Захар хрустел сочной зеленью, приговаривая:

— Ну и жизнь пошла! Мясо и зелень! Только об этом я и мечтал в чертовой миссии.

Утром, когда Захар протер глаза, Тайин уже был на ногах. Виноградной лозой он связал скатанную попону, не забыл изготовить и перевязь, чтобы удобнее было нести. Для своих обвисших штанов Тайин сплел пояс с висячей петлей для кинжала. Сам же кинжал Тайин насадил на палку длиной примерно с метр, очищенную от коры, — отличное получилось копье. Сделал и копьеметатель: нашел длинный, ровный сук и вырезал в нем выемку по всей длине. Он заложил копье в выемку, прицелился и метнул его в дерево. Копье вонзилось в ствол с такой силой, что Тайин с трудом вытащил его обеими руками.

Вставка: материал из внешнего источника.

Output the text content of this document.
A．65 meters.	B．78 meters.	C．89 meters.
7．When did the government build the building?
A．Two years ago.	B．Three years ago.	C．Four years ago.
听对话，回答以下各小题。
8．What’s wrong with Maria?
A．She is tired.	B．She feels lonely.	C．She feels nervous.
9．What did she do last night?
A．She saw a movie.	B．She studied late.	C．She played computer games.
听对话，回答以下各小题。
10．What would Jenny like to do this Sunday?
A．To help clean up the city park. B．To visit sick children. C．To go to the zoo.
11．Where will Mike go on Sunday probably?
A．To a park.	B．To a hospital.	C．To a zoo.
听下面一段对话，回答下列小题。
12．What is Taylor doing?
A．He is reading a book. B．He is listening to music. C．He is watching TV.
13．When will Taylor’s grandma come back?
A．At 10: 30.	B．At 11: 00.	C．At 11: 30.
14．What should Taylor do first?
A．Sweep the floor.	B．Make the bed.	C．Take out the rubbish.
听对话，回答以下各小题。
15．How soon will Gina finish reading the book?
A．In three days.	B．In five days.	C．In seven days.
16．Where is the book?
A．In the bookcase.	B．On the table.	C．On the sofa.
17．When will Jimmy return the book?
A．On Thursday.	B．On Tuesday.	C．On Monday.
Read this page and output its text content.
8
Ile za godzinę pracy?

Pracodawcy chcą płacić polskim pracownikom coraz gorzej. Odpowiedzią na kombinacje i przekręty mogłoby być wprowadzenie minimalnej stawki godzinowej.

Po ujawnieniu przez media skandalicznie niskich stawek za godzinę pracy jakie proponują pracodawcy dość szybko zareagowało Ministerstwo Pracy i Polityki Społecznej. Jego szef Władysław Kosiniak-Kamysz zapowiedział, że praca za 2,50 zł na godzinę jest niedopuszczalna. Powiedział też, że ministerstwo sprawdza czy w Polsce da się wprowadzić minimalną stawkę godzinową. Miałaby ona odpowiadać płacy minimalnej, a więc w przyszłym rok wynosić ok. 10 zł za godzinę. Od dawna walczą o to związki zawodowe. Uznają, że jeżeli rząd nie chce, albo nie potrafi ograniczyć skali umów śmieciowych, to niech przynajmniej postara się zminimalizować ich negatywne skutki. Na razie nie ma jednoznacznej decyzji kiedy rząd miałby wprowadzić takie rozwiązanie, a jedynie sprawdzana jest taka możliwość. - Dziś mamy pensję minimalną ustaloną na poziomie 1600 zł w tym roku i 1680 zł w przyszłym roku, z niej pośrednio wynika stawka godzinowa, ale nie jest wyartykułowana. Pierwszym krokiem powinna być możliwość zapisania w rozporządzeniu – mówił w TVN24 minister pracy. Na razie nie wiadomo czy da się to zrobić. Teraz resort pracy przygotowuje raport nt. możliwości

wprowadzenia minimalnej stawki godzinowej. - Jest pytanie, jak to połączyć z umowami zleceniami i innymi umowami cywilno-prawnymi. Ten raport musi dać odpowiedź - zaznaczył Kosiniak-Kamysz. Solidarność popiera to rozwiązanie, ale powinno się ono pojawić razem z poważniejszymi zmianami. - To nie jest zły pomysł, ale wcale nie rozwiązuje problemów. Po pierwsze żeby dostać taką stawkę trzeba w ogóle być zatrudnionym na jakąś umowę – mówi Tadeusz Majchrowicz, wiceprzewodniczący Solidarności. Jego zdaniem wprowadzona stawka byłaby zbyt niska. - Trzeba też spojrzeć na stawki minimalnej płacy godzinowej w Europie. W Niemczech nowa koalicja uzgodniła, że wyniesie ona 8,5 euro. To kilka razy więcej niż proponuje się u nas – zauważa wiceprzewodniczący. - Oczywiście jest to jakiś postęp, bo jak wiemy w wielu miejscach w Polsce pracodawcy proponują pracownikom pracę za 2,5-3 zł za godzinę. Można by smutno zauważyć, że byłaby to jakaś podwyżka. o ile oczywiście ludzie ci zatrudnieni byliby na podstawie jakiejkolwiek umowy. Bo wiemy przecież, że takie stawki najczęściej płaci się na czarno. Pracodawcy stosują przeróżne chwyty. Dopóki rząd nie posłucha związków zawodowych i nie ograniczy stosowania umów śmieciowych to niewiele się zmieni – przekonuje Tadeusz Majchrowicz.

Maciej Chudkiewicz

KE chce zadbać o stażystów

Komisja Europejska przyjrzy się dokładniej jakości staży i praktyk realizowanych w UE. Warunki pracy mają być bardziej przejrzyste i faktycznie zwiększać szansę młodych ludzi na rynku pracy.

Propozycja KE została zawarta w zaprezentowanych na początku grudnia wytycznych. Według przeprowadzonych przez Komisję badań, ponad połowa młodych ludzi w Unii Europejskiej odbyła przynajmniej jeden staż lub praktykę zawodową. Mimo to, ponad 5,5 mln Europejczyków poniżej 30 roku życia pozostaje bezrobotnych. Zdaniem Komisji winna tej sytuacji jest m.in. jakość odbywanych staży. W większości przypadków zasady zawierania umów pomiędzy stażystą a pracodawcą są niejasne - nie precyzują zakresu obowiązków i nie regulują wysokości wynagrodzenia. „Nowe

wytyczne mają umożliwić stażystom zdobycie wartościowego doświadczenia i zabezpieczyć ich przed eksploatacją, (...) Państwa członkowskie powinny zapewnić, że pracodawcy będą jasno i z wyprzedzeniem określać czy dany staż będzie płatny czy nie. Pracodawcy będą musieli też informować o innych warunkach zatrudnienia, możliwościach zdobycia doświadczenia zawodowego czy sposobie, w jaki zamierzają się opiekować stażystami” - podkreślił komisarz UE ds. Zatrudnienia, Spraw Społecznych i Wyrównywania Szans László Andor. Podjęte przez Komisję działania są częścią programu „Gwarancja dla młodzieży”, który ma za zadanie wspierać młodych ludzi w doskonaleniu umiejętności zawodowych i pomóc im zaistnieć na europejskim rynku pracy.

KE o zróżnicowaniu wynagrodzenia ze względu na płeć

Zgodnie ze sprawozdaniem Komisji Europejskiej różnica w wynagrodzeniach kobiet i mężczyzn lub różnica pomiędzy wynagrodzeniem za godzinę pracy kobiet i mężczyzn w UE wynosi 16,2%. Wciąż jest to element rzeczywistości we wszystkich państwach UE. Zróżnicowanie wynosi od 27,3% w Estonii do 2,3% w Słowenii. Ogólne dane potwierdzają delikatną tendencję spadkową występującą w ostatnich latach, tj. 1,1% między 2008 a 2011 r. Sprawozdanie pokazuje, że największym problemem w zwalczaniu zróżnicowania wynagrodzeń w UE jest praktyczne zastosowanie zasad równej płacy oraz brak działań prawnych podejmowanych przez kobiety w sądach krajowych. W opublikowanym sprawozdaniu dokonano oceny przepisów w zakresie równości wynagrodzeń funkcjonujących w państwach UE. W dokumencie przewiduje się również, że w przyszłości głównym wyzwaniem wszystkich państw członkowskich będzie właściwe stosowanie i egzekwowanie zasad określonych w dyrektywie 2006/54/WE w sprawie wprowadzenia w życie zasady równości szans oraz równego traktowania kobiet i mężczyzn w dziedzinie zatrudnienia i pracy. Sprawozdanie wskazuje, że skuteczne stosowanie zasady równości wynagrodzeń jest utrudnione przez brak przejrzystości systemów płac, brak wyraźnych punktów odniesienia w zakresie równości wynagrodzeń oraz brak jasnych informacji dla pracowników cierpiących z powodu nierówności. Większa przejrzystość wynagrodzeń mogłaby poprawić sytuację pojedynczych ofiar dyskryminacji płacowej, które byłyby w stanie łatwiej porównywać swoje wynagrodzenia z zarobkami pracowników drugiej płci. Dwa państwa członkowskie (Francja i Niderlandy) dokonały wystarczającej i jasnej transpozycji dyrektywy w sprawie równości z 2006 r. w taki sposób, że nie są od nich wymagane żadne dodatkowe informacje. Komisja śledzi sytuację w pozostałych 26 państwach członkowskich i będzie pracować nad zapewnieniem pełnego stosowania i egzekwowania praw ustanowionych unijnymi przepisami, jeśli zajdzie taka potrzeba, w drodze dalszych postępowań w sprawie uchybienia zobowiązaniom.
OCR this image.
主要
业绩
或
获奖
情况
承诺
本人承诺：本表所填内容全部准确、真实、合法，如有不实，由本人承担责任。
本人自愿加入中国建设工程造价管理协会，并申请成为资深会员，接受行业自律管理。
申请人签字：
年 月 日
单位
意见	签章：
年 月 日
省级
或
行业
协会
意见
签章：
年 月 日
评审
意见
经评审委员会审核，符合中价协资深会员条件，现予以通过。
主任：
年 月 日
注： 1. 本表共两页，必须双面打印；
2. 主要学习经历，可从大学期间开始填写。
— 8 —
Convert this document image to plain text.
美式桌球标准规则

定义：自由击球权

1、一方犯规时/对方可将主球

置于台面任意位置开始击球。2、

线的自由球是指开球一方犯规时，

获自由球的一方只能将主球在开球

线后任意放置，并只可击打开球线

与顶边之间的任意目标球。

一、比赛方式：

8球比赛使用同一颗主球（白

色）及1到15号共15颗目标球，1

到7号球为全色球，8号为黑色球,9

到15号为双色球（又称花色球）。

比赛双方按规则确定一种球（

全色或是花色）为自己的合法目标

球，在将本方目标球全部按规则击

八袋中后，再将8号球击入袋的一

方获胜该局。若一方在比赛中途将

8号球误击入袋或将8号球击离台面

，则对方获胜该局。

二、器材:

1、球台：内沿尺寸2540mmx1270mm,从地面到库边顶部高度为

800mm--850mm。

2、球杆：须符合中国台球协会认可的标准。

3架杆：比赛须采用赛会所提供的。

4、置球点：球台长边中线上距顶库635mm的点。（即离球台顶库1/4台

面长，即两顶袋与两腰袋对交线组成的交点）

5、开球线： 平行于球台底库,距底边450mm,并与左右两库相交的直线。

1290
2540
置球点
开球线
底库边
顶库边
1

Зевая, Захар наблюдал за ним.

— Есть копье, олешка возьмем, — сказал Тайин. — Лук, стрела лучше, но сперва сначала нужно оленя взять.

— Это почему? — спросил Захар. Он встал, энергично потянулся.

— Жила. У оленя нужно жилу взять, для лука. — Тайин вручил Захару пояс из прутьев и охапку сплетенных виноградных плетей. — На, а то штаны потеряешь.

— Вот спасибо, друг.

Захар пошел умываться. Когда он вернулся, на подстилке из больших листьев уже лежало мясо. Салфетка, в которую оно было завернуто, сохла на кусте после стирки.

— Ты прямо-таки кудесник, Тайин. — Захар сказал это шутливо, но с неподдельным восхищением. — Чудеса творишь, да и только.

Тайин скептически посмотрел на него.

— Угу, — только и сказал он.

— Нет, в самом деле, Тайин. Откуда это в тебе? Можно подумать, что ты весь свой век прожил в лесах.

Захар набрал у ручья пучок жерухи, и теперь они принялись уплетать тонкие ломтики мяса, завернутые в острые, словно наперченные, листья жерухи.

— Ведь у вас на Кадьяке небось одни снега да льды?

— Ну да! Почему так думаешь? Кадьяк не весь снег и лед. Леса большие. Зверь всякий. Рыба, утка, тюлешек. Хороши места. — Тайин смотрел вдаль, его желтые глаза выражали тоску.

Когда, позавтракав, они тронулись в путь, Тайин наконец-то разговорился. Всю свою жизнь он провел в родном кадьякском селении. Искусный охотник, рыбак, лодки хорошо делал. Свою жену и маленького сына содержал в сытости и тепле. Чего еще нужно человеку? Он и был всем доволен, пока не появился «господин Мишкин» и стал вербовать охотников на бобровый промысел в Калифорнию. И он, Тайин, как последний дурак, поверил рассказам Ильи, будто после первого же охотничьего сезона можно будет вернуться домой с полной байдаркой компанейских товаров. Вместо этого Илья заставил лучших охотников год за годом торчать в Россе. Денег на руки им не давали, они получали от Ильи только какие-то лоскутки бумаги.

Тайин шагал как заведенный, но мысли его были далеко отсюда.

Захар выругался сквозь зубы.

— Я поговорю об этом с господином Кусковым, Тайин. Это же чистый разбой — держать вас против воли!

— Домой хочу как черт, это точно. А как ты, господин Петров? Домой хочешь, свое место?

Захар нахмурился.

— Нет у меня своего места. — Потом задумчиво добавил: — А я бы остался в Россе. Женился бы. Хозяйством обзавелся.

Он размечтался: представил себе маленький уютный домишко, вроде отцовского. Жена была похожа на Надю, только помоложе и покрасивее. Вот приходят к ним гости — Петя Гальван с супругой. И отец с Надей тоже здесь. На столе самовар пузатый пыхтит, в печи огонь трещит, кто-то на балалайке играет. Хорошая собралась компания. И всех-то их Захар любит. И Надю тоже? И Надю.

Захар так удивился самому себе, что даже остановился.

Тайин недоуменно оглянулся на него.

Захар вернулся на землю:

— Вот только добраться бы нам до Росса, а там и горюшка мало. Кабы знать, сколько еще до него идти.

Тайин пожал плечами:

— Как знать? Сто миль? Две сто миль? Три сто миль?